Scanning Microscopy


Dental hard tissue abnormalities have never been described as part of the symptoms associated with hyperphosphatasemia. Fourteen teeth obtained from a young man, who had a mild form of hyperphosphatasemia, were analyzed using scanning electron microscopy (SEM), secondary ion mass spectroscopy (SIMS), X-ray diffraction (XRD), and infrared (IR) spectroscopy.
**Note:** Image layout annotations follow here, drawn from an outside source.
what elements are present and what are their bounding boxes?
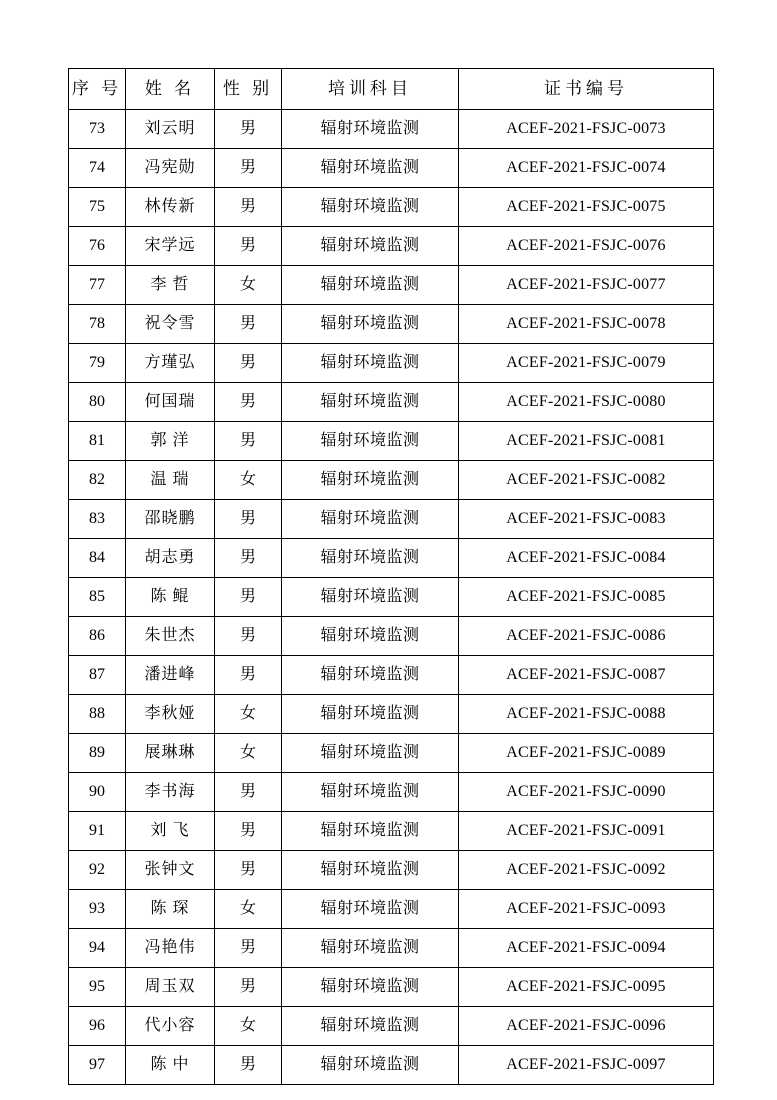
cell-subject: 辐射环境监测	[282, 890, 459, 929]
cell-gender: 男	[215, 578, 282, 617]
cell-cert: ACEF-2021-FSJC-0082	[459, 461, 714, 500]
cell-gender: 男	[215, 773, 282, 812]
cell-subject: 辐射环境监测	[282, 227, 459, 266]
cell-gender: 男	[215, 227, 282, 266]
table-row	[69, 929, 714, 968]
cell-name: 刘云明	[126, 110, 215, 149]
cell-cert: ACEF-2021-FSJC-0092	[459, 851, 714, 890]
cell-seq: 83	[69, 500, 126, 539]
cell-gender: 男	[215, 812, 282, 851]
cell-subject: 辐射环境监测	[282, 422, 459, 461]
table-header	[69, 69, 714, 110]
cell-name: 潘进峰	[126, 656, 215, 695]
cell-name: 林传新	[126, 188, 215, 227]
cell-subject: 辐射环境监测	[282, 773, 459, 812]
cell-seq: 87	[69, 656, 126, 695]
cell-name: 祝令雪	[126, 305, 215, 344]
cell-name: 展琳琳	[126, 734, 215, 773]
table-row	[69, 890, 714, 929]
table-row	[69, 305, 714, 344]
table-row	[69, 773, 714, 812]
table-row	[69, 266, 714, 305]
cell-subject: 辐射环境监测	[282, 188, 459, 227]
cell-cert: ACEF-2021-FSJC-0076	[459, 227, 714, 266]
table-row	[69, 461, 714, 500]
cell-name: 李秋娅	[126, 695, 215, 734]
cell-gender: 男	[215, 344, 282, 383]
cell-gender: 女	[215, 695, 282, 734]
table-row	[69, 1007, 714, 1046]
cell-gender: 女	[215, 1007, 282, 1046]
cell-seq: 79	[69, 344, 126, 383]
cell-subject: 辐射环境监测	[282, 617, 459, 656]
column-header-name: 姓 名	[126, 69, 215, 110]
cell-seq: 86	[69, 617, 126, 656]
table-row	[69, 578, 714, 617]
cell-gender: 女	[215, 890, 282, 929]
cell-subject: 辐射环境监测	[282, 383, 459, 422]
cell-gender: 女	[215, 266, 282, 305]
cell-seq: 81	[69, 422, 126, 461]
table-row	[69, 734, 714, 773]
cell-subject: 辐射环境监测	[282, 656, 459, 695]
cell-subject: 辐射环境监测	[282, 1046, 459, 1085]
cell-seq: 95	[69, 968, 126, 1007]
cell-cert: ACEF-2021-FSJC-0079	[459, 344, 714, 383]
column-header-seq: 序 号	[69, 69, 126, 110]
table-body	[69, 110, 714, 1085]
cell-cert: ACEF-2021-FSJC-0091	[459, 812, 714, 851]
table-row	[69, 383, 714, 422]
cell-subject: 辐射环境监测	[282, 344, 459, 383]
cell-subject: 辐射环境监测	[282, 929, 459, 968]
certificate-table-container	[68, 68, 708, 1085]
cell-name: 方瑾弘	[126, 344, 215, 383]
cell-gender: 女	[215, 461, 282, 500]
cell-name: 胡志勇	[126, 539, 215, 578]
table-header-row	[69, 69, 714, 110]
cell-seq: 80	[69, 383, 126, 422]
cell-name: 冯宪勋	[126, 149, 215, 188]
cell-cert: ACEF-2021-FSJC-0080	[459, 383, 714, 422]
cell-seq: 97	[69, 1046, 126, 1085]
cell-cert: ACEF-2021-FSJC-0086	[459, 617, 714, 656]
cell-name: 何国瑞	[126, 383, 215, 422]
cell-cert: ACEF-2021-FSJC-0085	[459, 578, 714, 617]
column-header-gender: 性 别	[215, 69, 282, 110]
cell-seq: 93	[69, 890, 126, 929]
table-row	[69, 344, 714, 383]
cell-name: 张钟文	[126, 851, 215, 890]
cell-subject: 辐射环境监测	[282, 1007, 459, 1046]
cell-seq: 76	[69, 227, 126, 266]
cell-seq: 77	[69, 266, 126, 305]
cell-name: 陈 琛	[126, 890, 215, 929]
cell-cert: ACEF-2021-FSJC-0093	[459, 890, 714, 929]
cell-gender: 男	[215, 188, 282, 227]
cell-name: 邵晓鹏	[126, 500, 215, 539]
cell-subject: 辐射环境监测	[282, 578, 459, 617]
cell-seq: 78	[69, 305, 126, 344]
cell-name: 周玉双	[126, 968, 215, 1007]
cell-seq: 73	[69, 110, 126, 149]
cell-cert: ACEF-2021-FSJC-0094	[459, 929, 714, 968]
cell-name: 刘 飞	[126, 812, 215, 851]
cell-gender: 女	[215, 734, 282, 773]
cell-seq: 84	[69, 539, 126, 578]
cell-subject: 辐射环境监测	[282, 851, 459, 890]
table-row	[69, 617, 714, 656]
cell-subject: 辐射环境监测	[282, 968, 459, 1007]
cell-gender: 男	[215, 929, 282, 968]
cell-seq: 90	[69, 773, 126, 812]
column-header-subject: 培训科目	[282, 69, 459, 110]
table-row	[69, 227, 714, 266]
cell-name: 宋学远	[126, 227, 215, 266]
table-row	[69, 110, 714, 149]
table-row	[69, 851, 714, 890]
cell-subject: 辐射环境监测	[282, 305, 459, 344]
cell-subject: 辐射环境监测	[282, 110, 459, 149]
cell-subject: 辐射环境监测	[282, 812, 459, 851]
table-row	[69, 149, 714, 188]
cell-cert: ACEF-2021-FSJC-0087	[459, 656, 714, 695]
cell-gender: 男	[215, 617, 282, 656]
cell-cert: ACEF-2021-FSJC-0074	[459, 149, 714, 188]
cell-gender: 男	[215, 500, 282, 539]
table-row	[69, 422, 714, 461]
cell-subject: 辐射环境监测	[282, 149, 459, 188]
cell-cert: ACEF-2021-FSJC-0081	[459, 422, 714, 461]
cell-cert: ACEF-2021-FSJC-0078	[459, 305, 714, 344]
cell-name: 郭 洋	[126, 422, 215, 461]
cell-name: 陈 鲲	[126, 578, 215, 617]
cell-seq: 74	[69, 149, 126, 188]
table-row	[69, 695, 714, 734]
cell-gender: 男	[215, 656, 282, 695]
cell-subject: 辐射环境监测	[282, 734, 459, 773]
table-row	[69, 968, 714, 1007]
cell-subject: 辐射环境监测	[282, 539, 459, 578]
cell-cert: ACEF-2021-FSJC-0089	[459, 734, 714, 773]
cell-gender: 男	[215, 305, 282, 344]
cell-gender: 男	[215, 110, 282, 149]
cell-gender: 男	[215, 422, 282, 461]
cell-cert: ACEF-2021-FSJC-0088	[459, 695, 714, 734]
cell-gender: 男	[215, 383, 282, 422]
cell-name: 冯艳伟	[126, 929, 215, 968]
cell-name: 陈 中	[126, 1046, 215, 1085]
cell-name: 代小容	[126, 1007, 215, 1046]
certificate-table	[68, 68, 714, 1085]
cell-seq: 94	[69, 929, 126, 968]
cell-cert: ACEF-2021-FSJC-0083	[459, 500, 714, 539]
cell-seq: 92	[69, 851, 126, 890]
cell-cert: ACEF-2021-FSJC-0097	[459, 1046, 714, 1085]
cell-cert: ACEF-2021-FSJC-0075	[459, 188, 714, 227]
column-header-cert: 证书编号	[459, 69, 714, 110]
cell-seq: 82	[69, 461, 126, 500]
cell-gender: 男	[215, 968, 282, 1007]
cell-seq: 88	[69, 695, 126, 734]
cell-name: 李 哲	[126, 266, 215, 305]
cell-seq: 85	[69, 578, 126, 617]
cell-subject: 辐射环境监测	[282, 461, 459, 500]
table-row	[69, 539, 714, 578]
cell-subject: 辐射环境监测	[282, 500, 459, 539]
cell-gender: 男	[215, 851, 282, 890]
cell-name: 朱世杰	[126, 617, 215, 656]
cell-seq: 89	[69, 734, 126, 773]
cell-name: 李书海	[126, 773, 215, 812]
cell-cert: ACEF-2021-FSJC-0095	[459, 968, 714, 1007]
cell-cert: ACEF-2021-FSJC-0084	[459, 539, 714, 578]
cell-gender: 男	[215, 1046, 282, 1085]
table-row	[69, 188, 714, 227]
cell-cert: ACEF-2021-FSJC-0073	[459, 110, 714, 149]
cell-subject: 辐射环境监测	[282, 266, 459, 305]
cell-seq: 96	[69, 1007, 126, 1046]
cell-gender: 男	[215, 149, 282, 188]
cell-cert: ACEF-2021-FSJC-0090	[459, 773, 714, 812]
cell-cert: ACEF-2021-FSJC-0077	[459, 266, 714, 305]
table-row	[69, 500, 714, 539]
table-row	[69, 1046, 714, 1085]
cell-cert: ACEF-2021-FSJC-0096	[459, 1007, 714, 1046]
cell-gender: 男	[215, 539, 282, 578]
table-row	[69, 812, 714, 851]
table-row	[69, 656, 714, 695]
cell-subject: 辐射环境监测	[282, 695, 459, 734]
cell-name: 温 瑞	[126, 461, 215, 500]
cell-seq: 75	[69, 188, 126, 227]
cell-seq: 91	[69, 812, 126, 851]
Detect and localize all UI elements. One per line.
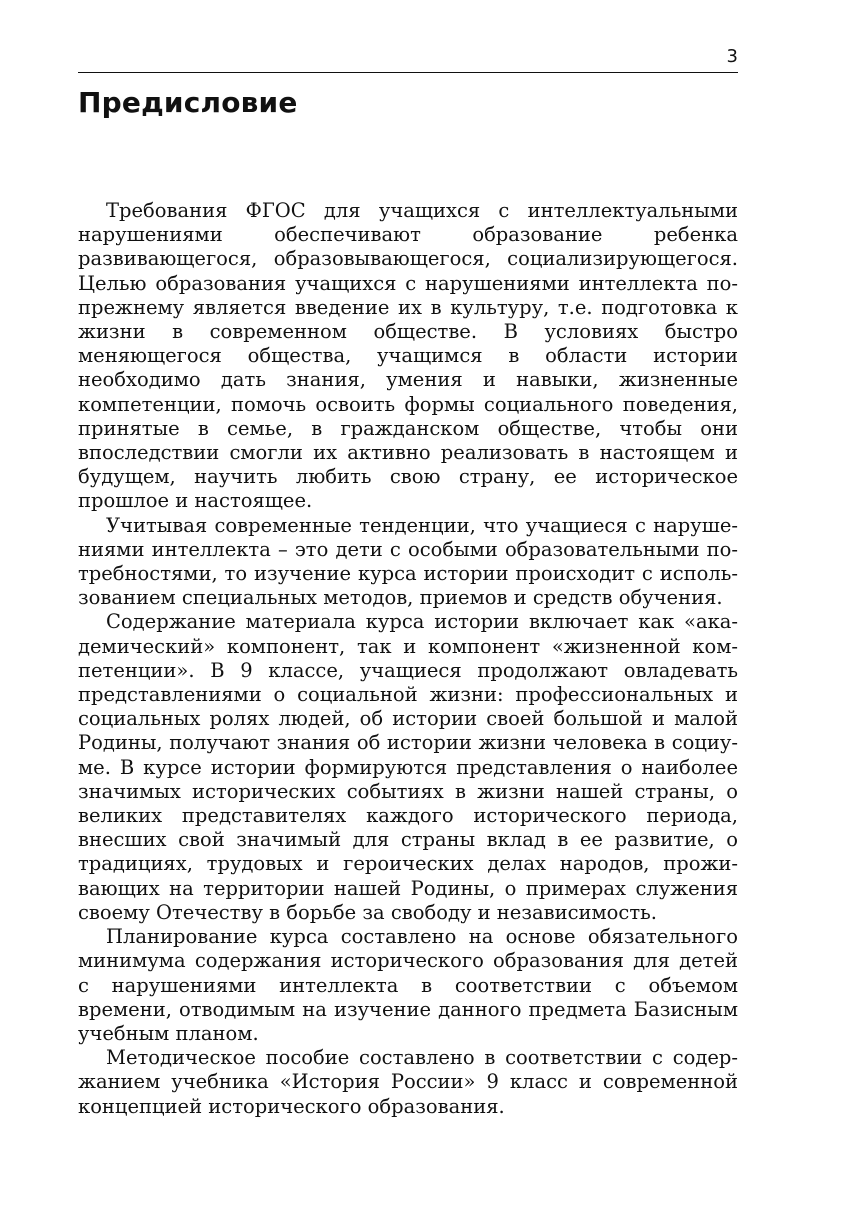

SEM revealed a thin enamel, presenting a prismatic structure with many pits, and atypical cementum and dentin showing numerous resorption areas. The X-ray diffractograms revealed poorly crystallinehydroxyapatite associated with α-tricalcium phosphate and magnesium hydroxide phases. SIMS data showed high Ca concentrations: 40.5 weight % {wt%; standard deviation (SD) = 0.13) and 42.5 wt% (SD = 1.03) in enamel and dentin respectively, and high Ca/P weight ratios: 2.28 in the enamel, 2.65 in the dentin. The lack of crystallinity may be linked to the high content of proteins and magnesium adsorbed onto apatite.

This study demonstrates the need for thorough radiographical and biological investigations for skeletal abnormalities, even in the absence of systemic symptoms, when generalized dental abnormalities of both enamel and dentin are observed.